Greetings, fellow travelers. Now that the election is over, Your Seeker of Truth has given some thoughts on the influence of money. Here I will not be talking just about Citizens United, but about the money that you don't see. Those seeking more honesty need only look below the break
You might have heard that two states have legalized the recreational use of marijuana (MJ) on Election Day. While for some this is a cause for celebration, this leads me to wonder why the measure passed in Colorado and Washington, but did not pass in the most obvious place-California.

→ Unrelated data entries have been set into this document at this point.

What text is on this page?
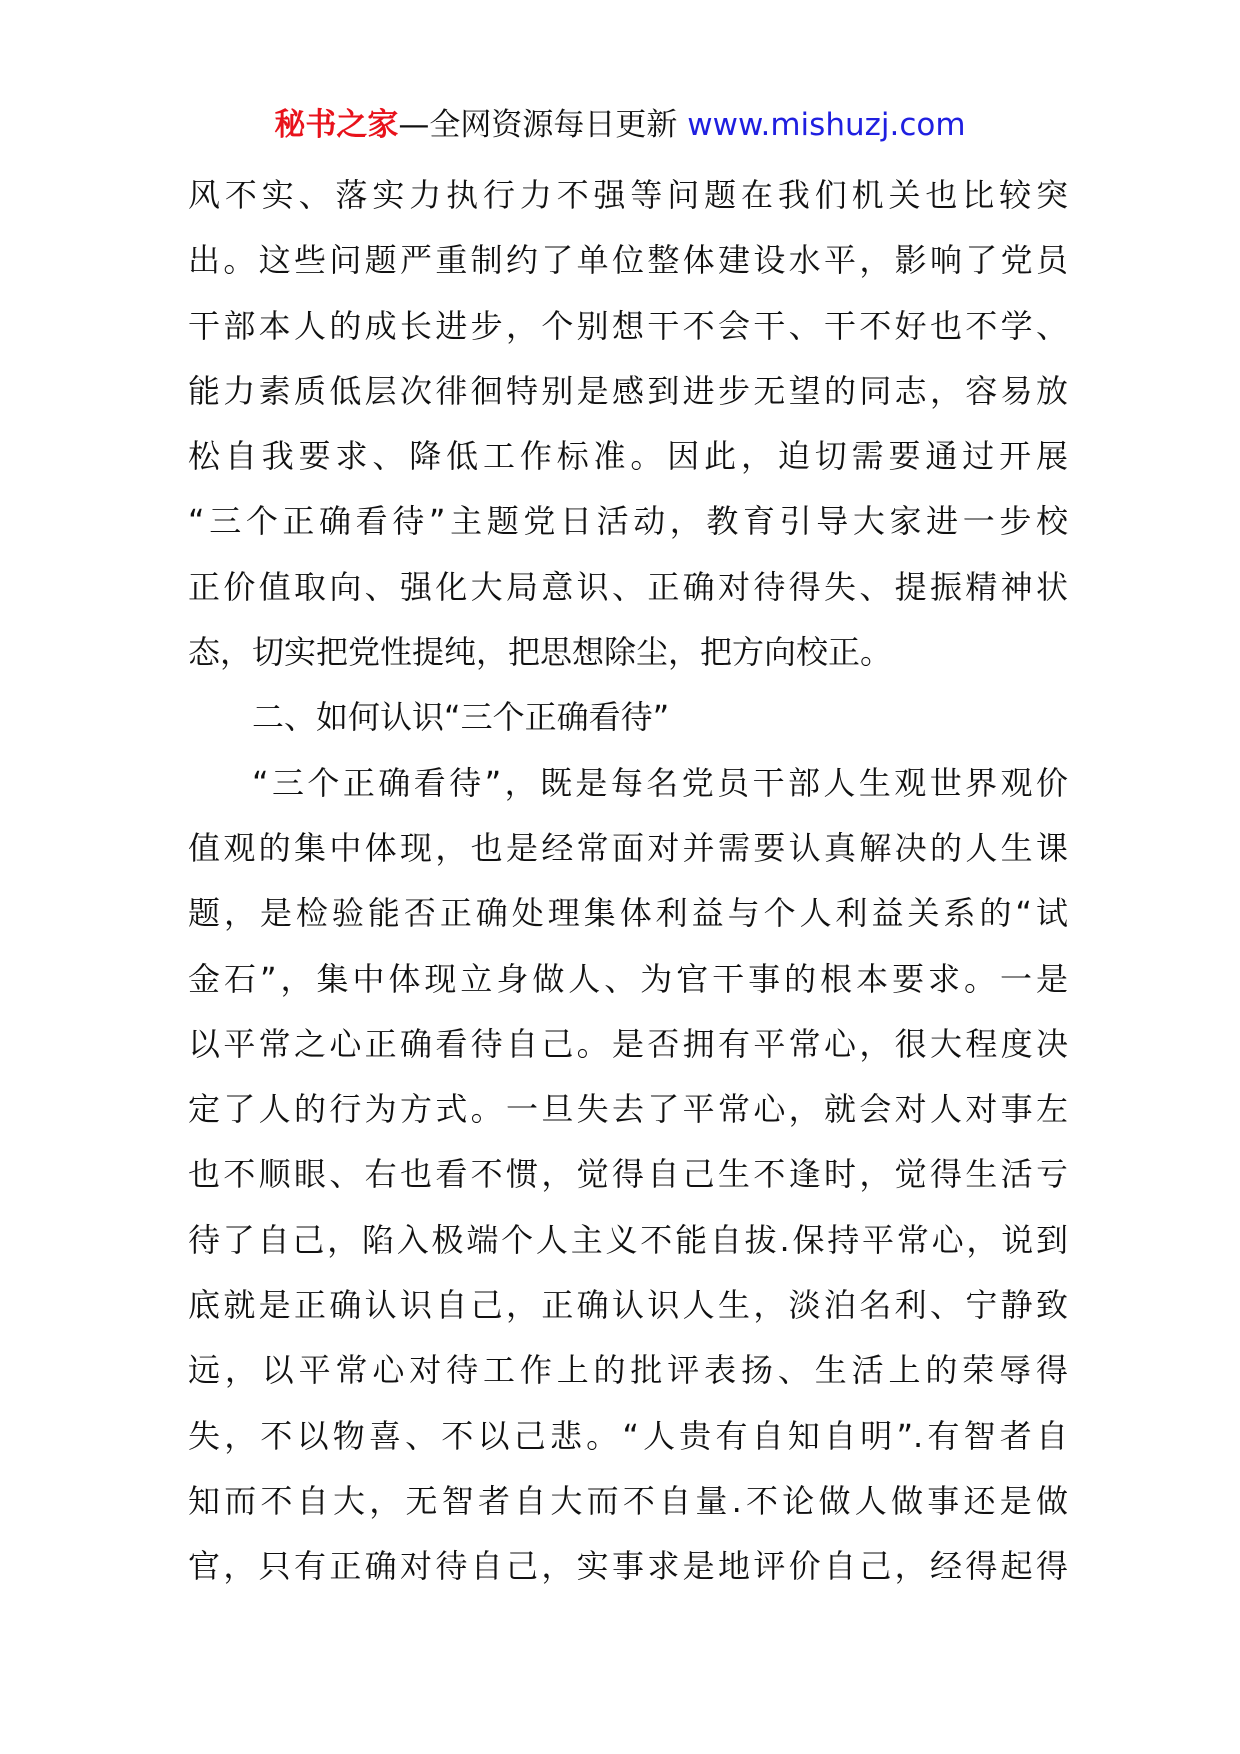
秘书之家—全网资源每日更新 www.mishuzj.com
风不实、落实力执行力不强等问题在我们机关也比较突
出。这些问题严重制约了单位整体建设水平，影响了党员
干部本人的成长进步，个别想干不会干、干不好也不学、
能力素质低层次徘徊特别是感到进步无望的同志，容易放
松自我要求、降低工作标准。因此，迫切需要通过开展
“三个正确看待”主题党日活动，教育引导大家进一步校
正价值取向、强化大局意识、正确对待得失、提振精神状
态，切实把党性提纯，把思想除尘，把方向校正。
二、如何认识“三个正确看待”
“三个正确看待”，既是每名党员干部人生观世界观价
值观的集中体现，也是经常面对并需要认真解决的人生课
题，是检验能否正确处理集体利益与个人利益关系的“试
金石”，集中体现立身做人、为官干事的根本要求。一是
以平常之心正确看待自己。是否拥有平常心，很大程度决
定了人的行为方式。一旦失去了平常心，就会对人对事左
也不顺眼、右也看不惯，觉得自己生不逢时，觉得生活亏
待了自己，陷入极端个人主义不能自拔.保持平常心，说到
底就是正确认识自己，正确认识人生，淡泊名利、宁静致
远，以平常心对待工作上的批评表扬、生活上的荣辱得
失，不以物喜、不以己悲。“人贵有自知自明”.有智者自
知而不自大，无智者自大而不自量.不论做人做事还是做
官，只有正确对待自己，实事求是地评价自己，经得起得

One answer is the Beer Lobby, specifically the California Beer and Beverages Distributors association (CBBD). According to HuffPo:
it donated $10,000 to Public Safety First, a committee organized to oppose the proposition, on Sept. 7, 2010, though the contribution was only recently made public.Now you're probably thinking, "Dharma, you magnificent bastard, what is Public Safety First? According to Sourcewatch:
Public Safety First is a committee organized to oppose California's Proposition 19, a measure on the November, 2010 ballot that would legalize adult possession of marijuana, and allow local governments to tax its sale. It operates the Web site NoonProposition19.com. Public Safety First received funds from California's beer industry, which views illicit drugs as competitors and opposes their legalization.Public Safety First represents cops in California. From HuffPo:
The California Narcotics Officers' Association has donated $20,500; the California Police Chiefs Association has contributed $30,000. The Placer County Deputy Sheriff's Association, the California Peace Officers Association, the California District Attorney Association and the Peace Officers Association of Los Angeles County have all contributed, as well.
Now, consider this: You're the head of the police department or a sheriffs' office in a rural county and you've got GOP politicians calling for "austerity", which means you've got less money coming in from the taxpayers. So you now have to find other means of making money. You can't just write more tickets. So you have to find another revenue stream, because according to HuffPo:
Police forces are entitled to keep property seized as part of drug raids and the revenue stream that comes from waging the drug war has become a significant source of support for local law enforcement.Can you say, "conflict of interest," boys and girls? Nice try.
Those are the obvious issues with money here, but if you really shine the light down in the darkness, you see something else: Black marketeers.
That's right. You think Black Marketeers aren't going to be affected by this? Why should someone pay 200% more for their product when they can get it cheaper at another location and legally? So they donate money to groups that keep it illegal, because that affects their bottom line.
When Prohibition became the law of the land because of the 18th Amendment, large amounts of revenue were being generated by people on the other side of the law. People like Al Capone, Lucky Luciano, Frank Costello, Meyer Lansky, and Enoch Johnson (the basis for the fictional character Nucky Thompson from Boardwalk Empire.) They understood fundamentally that if somebody wants something, they are going to do whatever it takes to get it, whether it be gambling, booze, sex or drugs.
So what is The Truth in all of this? I honestly don't know. The right to freedom of speech is a fundamental right that everyone has, regardless if we agree on the content of the speech or not. The right to peaceably assemble for redress of grievances is another right. To you and I, they may be opposing the law for self-serving reasons but to them it may be a case of feast or famine.
So again, you might ask, what is The Truth? The Truth from my perspective is this: The only cure for darkness is more light. If money is speech, then we should be able to know who is talking and who is saying what and where. Rather than shining a light in the darkness, the recent Citizens United ruling only deepened the shadows. Transparency is the best solution, so laws that say they must reveal who they are is a good step. Another solution is, as Thom Hartmann so eloquently suggested, to end corporate personhood.
There's been a lot of water under this bridge, but if you want a more detailed analysis consider this article from the Christian Science Monitor, who are one of the better publications out there.
Of particular interest is this:
Opponents tried to fight back, mounting a $543,000 campaign in Colorado, with backing from a Florida-based anti-drug group and an evangelical Christian group.In the end, it still passed. Even though the Oregon Measure 80 failed and was smaller in dollars raised than Colorado and Washington, it still got 47% of the vote.
In Washington, a small group from the medical marijuana community raised $6,800 to oppose I-502. They criticized the DUI standard as arbitrarily strict and said the measure didn't go far enough because it wouldn't allow home-growing.